Sin embargo, la felicidad tiene también un alto grado de imprevisibilidad, de virtud y azar, de suerte y mala fortuna, pero también de fuerza y voluntad en un sentido maquiaveliano de estos conceptos.
Para hablar de la felicidad como las pequeñas alegrías, Augé recurre a los últimos años de la vida de Rousseau en la Isla de Saint-Pierre. Rousseau era, como sabemos, un personaje condenado al errantismo, estoico, que al pasar de la activa vida social y política que marca su historia como personaje culmine de la Ilustración a aquella de la sensación física de la existencia, encuentra su éxtasis en la belleza del lugar, en su largas caminatas y en la cenas con sus amigos durante su estadía en el castillo de Ermenonville, donde escribe su “Ensoñaciones del paseante solitario”: Todo muy distinto a los personajes de un Stendhal siempre listos a la aventura y que corrían hacia el amor o hacia la muerte. Stendhal admiraba a Rousseau y hay una parte de sus ecos en su obra, pero la felicidad a la que aspiraba Rousseau es la un estado de felicidad perdurable que encontraba en su evocación de un pasado glorioso y que sin embargo, en los últimos años de su vida, las encuentra en las pequeñas alegrías, entre las de leer y escribir.

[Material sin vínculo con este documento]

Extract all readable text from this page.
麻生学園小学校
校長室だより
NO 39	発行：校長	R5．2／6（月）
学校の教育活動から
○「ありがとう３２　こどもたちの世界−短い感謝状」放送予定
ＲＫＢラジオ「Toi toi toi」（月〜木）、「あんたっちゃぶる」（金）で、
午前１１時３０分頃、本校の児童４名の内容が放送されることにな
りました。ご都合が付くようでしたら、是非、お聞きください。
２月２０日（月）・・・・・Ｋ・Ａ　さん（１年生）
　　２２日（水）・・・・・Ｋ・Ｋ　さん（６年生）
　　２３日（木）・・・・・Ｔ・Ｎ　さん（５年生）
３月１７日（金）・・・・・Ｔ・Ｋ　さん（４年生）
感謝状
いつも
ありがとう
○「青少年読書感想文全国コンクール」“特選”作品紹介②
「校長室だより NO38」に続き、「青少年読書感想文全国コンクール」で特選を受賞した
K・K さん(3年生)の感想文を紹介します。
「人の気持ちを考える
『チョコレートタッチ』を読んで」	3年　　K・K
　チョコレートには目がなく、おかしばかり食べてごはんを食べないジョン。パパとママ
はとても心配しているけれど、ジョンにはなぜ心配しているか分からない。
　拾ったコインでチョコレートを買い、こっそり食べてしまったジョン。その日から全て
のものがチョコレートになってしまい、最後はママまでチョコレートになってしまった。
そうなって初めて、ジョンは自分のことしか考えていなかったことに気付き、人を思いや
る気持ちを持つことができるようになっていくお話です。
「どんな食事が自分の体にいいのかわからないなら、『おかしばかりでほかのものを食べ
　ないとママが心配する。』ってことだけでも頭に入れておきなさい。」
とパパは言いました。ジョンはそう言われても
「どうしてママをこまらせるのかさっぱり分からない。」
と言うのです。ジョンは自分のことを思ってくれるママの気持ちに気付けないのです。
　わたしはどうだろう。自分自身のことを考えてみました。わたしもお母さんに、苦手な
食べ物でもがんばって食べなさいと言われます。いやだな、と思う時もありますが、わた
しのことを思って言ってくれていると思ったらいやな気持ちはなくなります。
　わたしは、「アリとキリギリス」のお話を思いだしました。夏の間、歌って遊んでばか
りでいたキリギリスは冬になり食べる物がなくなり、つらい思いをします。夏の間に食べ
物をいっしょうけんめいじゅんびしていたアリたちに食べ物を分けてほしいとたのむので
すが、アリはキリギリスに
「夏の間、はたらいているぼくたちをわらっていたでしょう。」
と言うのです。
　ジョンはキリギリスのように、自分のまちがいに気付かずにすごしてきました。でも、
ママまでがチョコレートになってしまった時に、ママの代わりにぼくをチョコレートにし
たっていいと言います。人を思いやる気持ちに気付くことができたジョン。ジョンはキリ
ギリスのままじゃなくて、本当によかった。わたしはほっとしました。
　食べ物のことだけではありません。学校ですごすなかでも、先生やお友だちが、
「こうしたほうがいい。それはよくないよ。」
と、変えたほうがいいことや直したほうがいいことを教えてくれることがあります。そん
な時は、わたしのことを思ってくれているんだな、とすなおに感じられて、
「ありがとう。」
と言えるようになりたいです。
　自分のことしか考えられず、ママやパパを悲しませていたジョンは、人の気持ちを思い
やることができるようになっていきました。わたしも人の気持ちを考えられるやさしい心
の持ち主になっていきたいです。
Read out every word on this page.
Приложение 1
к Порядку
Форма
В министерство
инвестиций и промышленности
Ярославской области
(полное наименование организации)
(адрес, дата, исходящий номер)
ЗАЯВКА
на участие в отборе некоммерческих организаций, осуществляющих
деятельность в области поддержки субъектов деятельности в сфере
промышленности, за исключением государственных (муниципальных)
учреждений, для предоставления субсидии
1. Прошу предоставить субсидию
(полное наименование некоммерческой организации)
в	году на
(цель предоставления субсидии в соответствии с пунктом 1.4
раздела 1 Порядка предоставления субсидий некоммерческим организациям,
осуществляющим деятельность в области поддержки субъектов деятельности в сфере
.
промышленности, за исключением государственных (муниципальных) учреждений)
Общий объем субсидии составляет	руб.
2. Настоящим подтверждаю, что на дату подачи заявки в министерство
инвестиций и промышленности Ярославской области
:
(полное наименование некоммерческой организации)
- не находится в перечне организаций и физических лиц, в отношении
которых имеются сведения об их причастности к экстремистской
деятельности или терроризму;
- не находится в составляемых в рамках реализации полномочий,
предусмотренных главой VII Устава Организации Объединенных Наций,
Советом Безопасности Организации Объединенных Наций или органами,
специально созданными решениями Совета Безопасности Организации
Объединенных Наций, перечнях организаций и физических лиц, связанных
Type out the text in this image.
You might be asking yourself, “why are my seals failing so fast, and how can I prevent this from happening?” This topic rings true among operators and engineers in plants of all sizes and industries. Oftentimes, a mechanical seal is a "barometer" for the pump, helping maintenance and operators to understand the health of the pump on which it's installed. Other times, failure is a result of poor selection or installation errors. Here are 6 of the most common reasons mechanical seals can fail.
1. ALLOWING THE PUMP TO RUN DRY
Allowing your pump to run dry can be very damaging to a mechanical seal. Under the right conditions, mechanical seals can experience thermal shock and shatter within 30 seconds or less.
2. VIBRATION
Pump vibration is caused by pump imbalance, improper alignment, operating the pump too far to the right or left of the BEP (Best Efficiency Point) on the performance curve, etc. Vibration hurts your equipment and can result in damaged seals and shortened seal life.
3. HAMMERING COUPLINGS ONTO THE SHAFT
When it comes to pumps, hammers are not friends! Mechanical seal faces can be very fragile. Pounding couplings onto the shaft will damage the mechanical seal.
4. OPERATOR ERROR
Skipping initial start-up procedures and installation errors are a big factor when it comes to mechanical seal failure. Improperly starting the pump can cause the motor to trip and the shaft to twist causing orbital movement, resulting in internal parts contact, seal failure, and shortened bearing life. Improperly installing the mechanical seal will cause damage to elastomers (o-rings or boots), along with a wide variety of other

A partir de ello, Augé nos lleva , en la parte final de su libro, hablando también como un octogenario, a las alegrías de la edad y revela cuánto cuesta, a él mismo y a todos, darnos cuenta o admitir que somos mayores. El cuerpo y los otros, dice Augé, no recuerdan esta nueva situación. Lo reconocemos en la mirada y en el trato de los demás y aprendemos que se comienza a vivir el día a día, un día a la vez, y a extraer del presente lo que este nos puede entregar, viviendo casi simbólicamente y tratando de seguir inventando las propias vidas donde las pequeñas alegrías sino ya a la idea del futuro mejor, se sitúan como el último respiro antes de la muerte o del juicio final.